The More They Talk, the More They Learn
Students’ questions can make a powerful contribution to their own learning process by creating deeper engagement and providing teachers with clear evidence of their students’ understanding. One research study found a negative link between the quantity of teacher talk and student achievement. In high-achieving classrooms, teachers talked around 55 percent of the time, whereas in low-achieving classrooms, teacher talk consumed 80 percent of the instructional time (Flanders, 1970). When teachers fill the void with their own voice, they leave little opportunity for students to talk. The question is, when teachers talk so much, who is doing the thinking? The danger of too much teacher talk is that, in some instances, teachers end up doing the thinking for their students.
Students Who Ask Questions Are More Motivated
Having students generate their own questions about topics has been shown to be an effective questioning practice (Crowd, Kaminsky, & Podell, 1997). Students who can formulate quality questions can become self-directed learners with high levels of intrinsic motivation. Children are naturally curious. Instead of accepting a diminishing trend of student questions as students get older, we should be reversing this trend and celebrating students’ questions.

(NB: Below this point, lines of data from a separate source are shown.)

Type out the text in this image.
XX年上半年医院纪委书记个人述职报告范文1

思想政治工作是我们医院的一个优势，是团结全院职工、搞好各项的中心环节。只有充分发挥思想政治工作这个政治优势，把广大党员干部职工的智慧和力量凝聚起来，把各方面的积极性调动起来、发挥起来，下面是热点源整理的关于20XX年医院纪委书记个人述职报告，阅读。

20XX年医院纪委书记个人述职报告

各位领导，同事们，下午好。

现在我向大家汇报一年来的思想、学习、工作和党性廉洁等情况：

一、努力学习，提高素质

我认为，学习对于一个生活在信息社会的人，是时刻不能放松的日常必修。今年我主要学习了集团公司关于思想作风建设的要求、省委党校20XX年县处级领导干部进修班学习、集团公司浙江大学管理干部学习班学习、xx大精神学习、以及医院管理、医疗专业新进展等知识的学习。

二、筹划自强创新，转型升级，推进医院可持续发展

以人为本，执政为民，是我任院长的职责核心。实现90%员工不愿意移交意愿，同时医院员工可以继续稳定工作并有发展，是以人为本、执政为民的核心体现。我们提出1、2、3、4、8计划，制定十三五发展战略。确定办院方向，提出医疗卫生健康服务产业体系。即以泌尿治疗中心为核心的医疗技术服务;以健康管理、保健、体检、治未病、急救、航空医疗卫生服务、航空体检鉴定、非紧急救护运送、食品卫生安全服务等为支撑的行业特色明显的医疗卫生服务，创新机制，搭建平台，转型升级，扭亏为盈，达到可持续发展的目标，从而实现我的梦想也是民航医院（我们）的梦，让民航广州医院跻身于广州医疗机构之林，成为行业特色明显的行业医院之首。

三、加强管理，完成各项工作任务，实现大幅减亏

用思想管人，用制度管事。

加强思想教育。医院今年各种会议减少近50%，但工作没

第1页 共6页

Catlin Tucker argues that “students who learn to ask questions are no longer just consumers of information; they are also generators of information” (p. 78).

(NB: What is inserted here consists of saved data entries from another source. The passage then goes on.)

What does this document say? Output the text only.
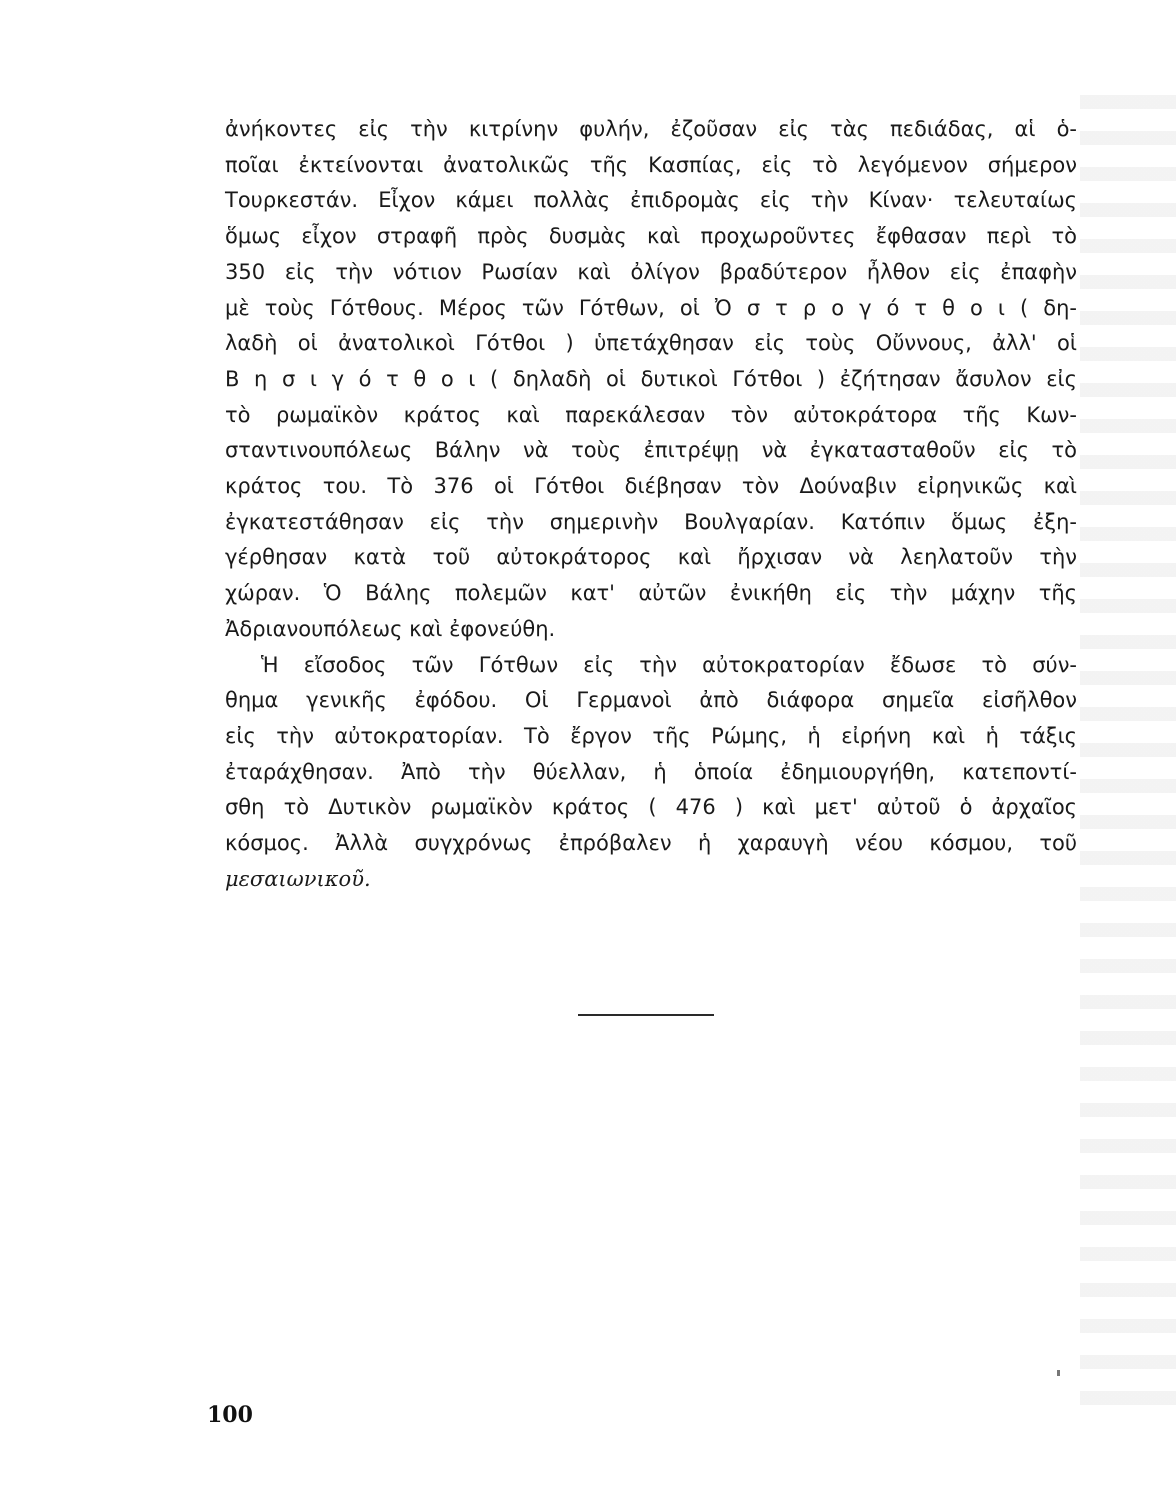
ἀνήκοντες εἰς τὴν κιτρίνην φυλήν, ἐζοῦσαν εἰς τὰς πεδιάδας, αἱ ὁ-
ποῖαι ἐκτείνονται ἀνατολικῶς τῆς Κασπίας, εἰς τὸ λεγόμενον σήμερον
Τουρκεστάν. Εἶχον κάμει πολλὰς ἐπιδρομὰς εἰς τὴν Κίναν· τελευταίως
ὅμως εἶχον στραφῆ πρὸς δυσμὰς καὶ προχωροῦντες ἔφθασαν περὶ τὸ
350 εἰς τὴν νότιον Ρωσίαν καὶ ὀλίγον βραδύτερον ἦλθον εἰς ἐπαφὴν
μὲ τοὺς Γότθους. Μέρος τῶν Γότθων, οἱ Ὀ σ τ ρ ο γ ό τ θ ο ι ( δη-
λαδὴ οἱ ἀνατολικοὶ Γότθοι ) ὑπετάχθησαν εἰς τοὺς Οὔννους, ἀλλ' οἱ
Β η σ ι γ ό τ θ ο ι ( δηλαδὴ οἱ δυτικοὶ Γότθοι ) ἐζήτησαν ἄσυλον εἰς
τὸ ρωμαϊκὸν κράτος καὶ παρεκάλεσαν τὸν αὐτοκράτορα τῆς Κων-
σταντινουπόλεως Βάλην νὰ τοὺς ἐπιτρέψῃ νὰ ἐγκατασταθοῦν εἰς τὸ
κράτος του. Τὸ 376 οἱ Γότθοι διέβησαν τὸν Δούναβιν εἰρηνικῶς καὶ
ἐγκατεστάθησαν εἰς τὴν σημερινὴν Βουλγαρίαν. Κατόπιν ὅμως ἐξη-
γέρθησαν κατὰ τοῦ αὐτοκράτορος καὶ ἤρχισαν νὰ λεηλατοῦν τὴν
χώραν. Ὁ Βάλης πολεμῶν κατ' αὐτῶν ἐνικήθη εἰς τὴν μάχην τῆς
Ἀδριανουπόλεως καὶ ἐφονεύθη.
Ἡ εἴσοδος τῶν Γότθων εἰς τὴν αὐτοκρατορίαν ἔδωσε τὸ σύν-
θημα γενικῆς ἐφόδου. Οἱ Γερμανοὶ ἀπὸ διάφορα σημεῖα εἰσῆλθον
εἰς τὴν αὐτοκρατορίαν. Τὸ ἔργον τῆς Ρώμης, ἡ εἰρήνη καὶ ἡ τάξις
ἐταράχθησαν. Ἀπὸ τὴν θύελλαν, ἡ ὁποία ἐδημιουργήθη, κατεποντί-
σθη τὸ Δυτικὸν ρωμαϊκὸν κράτος ( 476 ) καὶ μετ' αὐτοῦ ὁ ἀρχαῖος
κόσμος. Ἀλλὰ συγχρόνως ἐπρόβαλεν ἡ χαραυγὴ νέου κόσμου, τοῦ
μεσαιωνικοῦ.
100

Endless Applications Can Help Increase Learning
More than just boosting curiosity, self-questioning has a positive impact on reading comprehension and knowledge retention (King, 1991; Pate & Miller, 2011). After learning how to develop quality questions in class, students seem to apply the strategy in other situations (King, 1991). When students formulate questions, the teacher gains insights into students’ learning interests. Teachers can then use this information to adapt instruction to harness their students’ innate curiosity.

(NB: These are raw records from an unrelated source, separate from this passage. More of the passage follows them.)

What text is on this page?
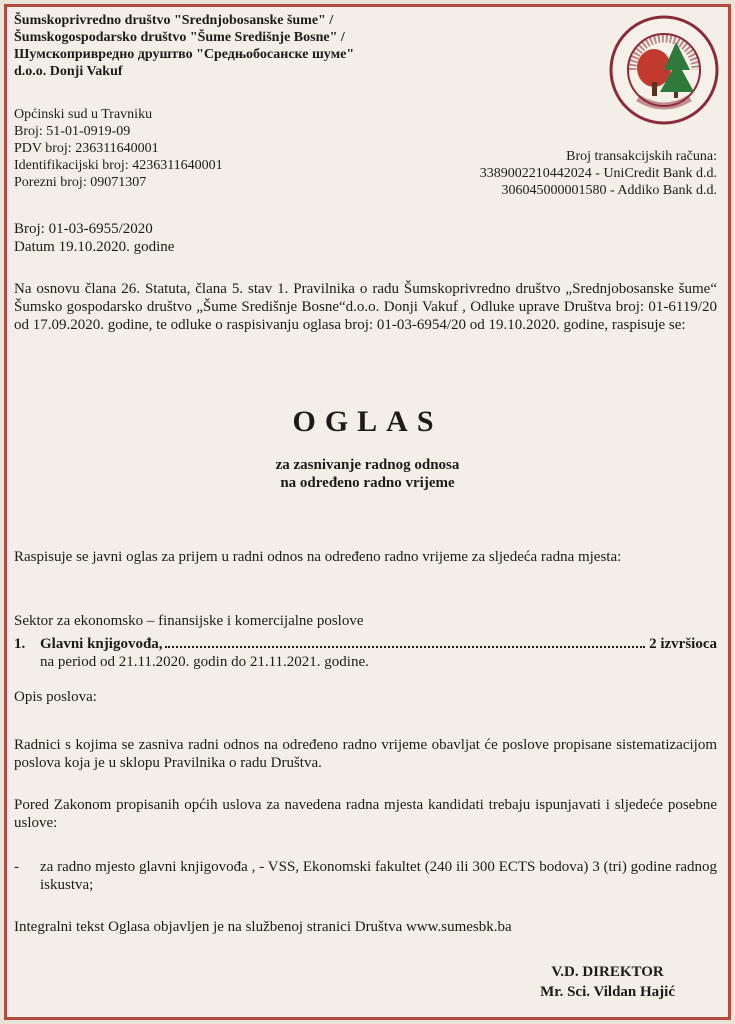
Šumskoprivredno društvo "Srednjobosanske šume" /
Šumskogospodarsko društvo "Šume Središnje Bosne" /
Шумскопривредно друштво "Средњобосанске шуме"
d.o.o. Donji Vakuf
Općinski sud u Travniku
Broj: 51-01-0919-09
PDV broj: 236311640001
Identifikacijski broj: 4236311640001
Porezni broj: 09071307
Broj transakcijskih računa:
3389002210442024 - UniCredit Bank d.d.
306045000001580 - Addiko Bank d.d.
Broj: 01-03-6955/2020
Datum 19.10.2020. godine
Na osnovu člana 26. Statuta, člana 5. stav 1. Pravilnika o radu Šumskoprivredno društvo „Srednjobosanske šume“ Šumsko gospodarsko društvo „Šume Središnje Bosne“d.o.o. Donji Vakuf , Odluke uprave Društva broj: 01-6119/20 od 17.09.2020. godine, te odluke o raspisivanju oglasa broj: 01-03-6954/20 od 19.10.2020. godine, raspisuje se:
OGLAS
za zasnivanje radnog odnosa
na određeno radno vrijeme
Raspisuje se javni oglas za prijem u radni odnos na određeno radno vrijeme za sljedeća radna mjesta:
Sektor za ekonomsko – finansijske i komercijalne poslove
1. Glavni knjigovođa,	2 izvršioca
na period od 21.11.2020. godin do 21.11.2021. godine.
Opis poslova:
Radnici s kojima se zasniva radni odnos na određeno radno vrijeme obavljat će poslove propisane sistematizacijom poslova koja je u sklopu Pravilnika o radu Društva.
Pored Zakonom propisanih općih uslova za navedena radna mjesta kandidati trebaju ispunjavati i sljedeće posebne uslove:
-	za radno mjesto glavni knjigovođa , - VSS, Ekonomski fakultet (240 ili 300 ECTS bodova) 3 (tri) godine radnog iskustva;
Integralni tekst Oglasa objavljen je na službenoj stranici Društva www.sumesbk.ba
V.D. DIREKTOR
Mr. Sci. Vildan Hajić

4 Keys to Supporting Student Questioning
Ok, all that research is great, but what practical ways can teachers use to build student questioning skills? There are 4 crucial aspects for teachers to consider as they support student questions.
Students need ample time to think about the information, brainstorm ideas, and construct their questions. Only then will they be ready to share them with a group.
To support students as they begin creating questions, teachers can use protocols and questioning stems (see infographic) to initiate the process. These structures guide students toward designing quality questions.
Students need sufficient time to reflect, revise, and select their best questions. Good thinkers are always refining their thinking. The Question Evaluation Checklist (see checklist infographic) can be used by students to assess the quality of their questions.
4. Supportive Environment
As students begin generating questions, students might be anxious about sharing. Teachers and peers need to provide supportive, constructive feedback to encourage students to participate and refine their questions. If the teacher or peers provide discouraging comments, students may not feel emotionally safe to share their question ideas in the future.
Crowl, T. K., Kaminsky, S., & Podell, D. M. (1997). Educational psychology, windows on teaching. New York: Brown & Benchmark.
Dillon, J. T. (1983). Teaching and the art of questioning. Bloomington, IN: Phi Delta Kappa.
Flanders, N. (1970). Analyzing teacher behavior. Reading, MA: Addison-Wesley.
King, A. (1991). Improving lecture comprehension: Effect of a meta-cognitive strategy. Applied Cognitive Psychology, 5(4), 331–346.
Pate, M. L., & Miller, G. (2001). Effects of regulatory self-questioning on secondary-level students’ problem solving performance. Journal of Agricultural Education, 52(1), 72-84.
Tucker, C. (2015). More than a Google search. Educational Leadership, 73(1), 78-79.
Wagner, T. (2008). The global achievement gap: Why even our best school don’t teach the new survival skills our children need—and what we can do about it. New York, NY: Basic Books.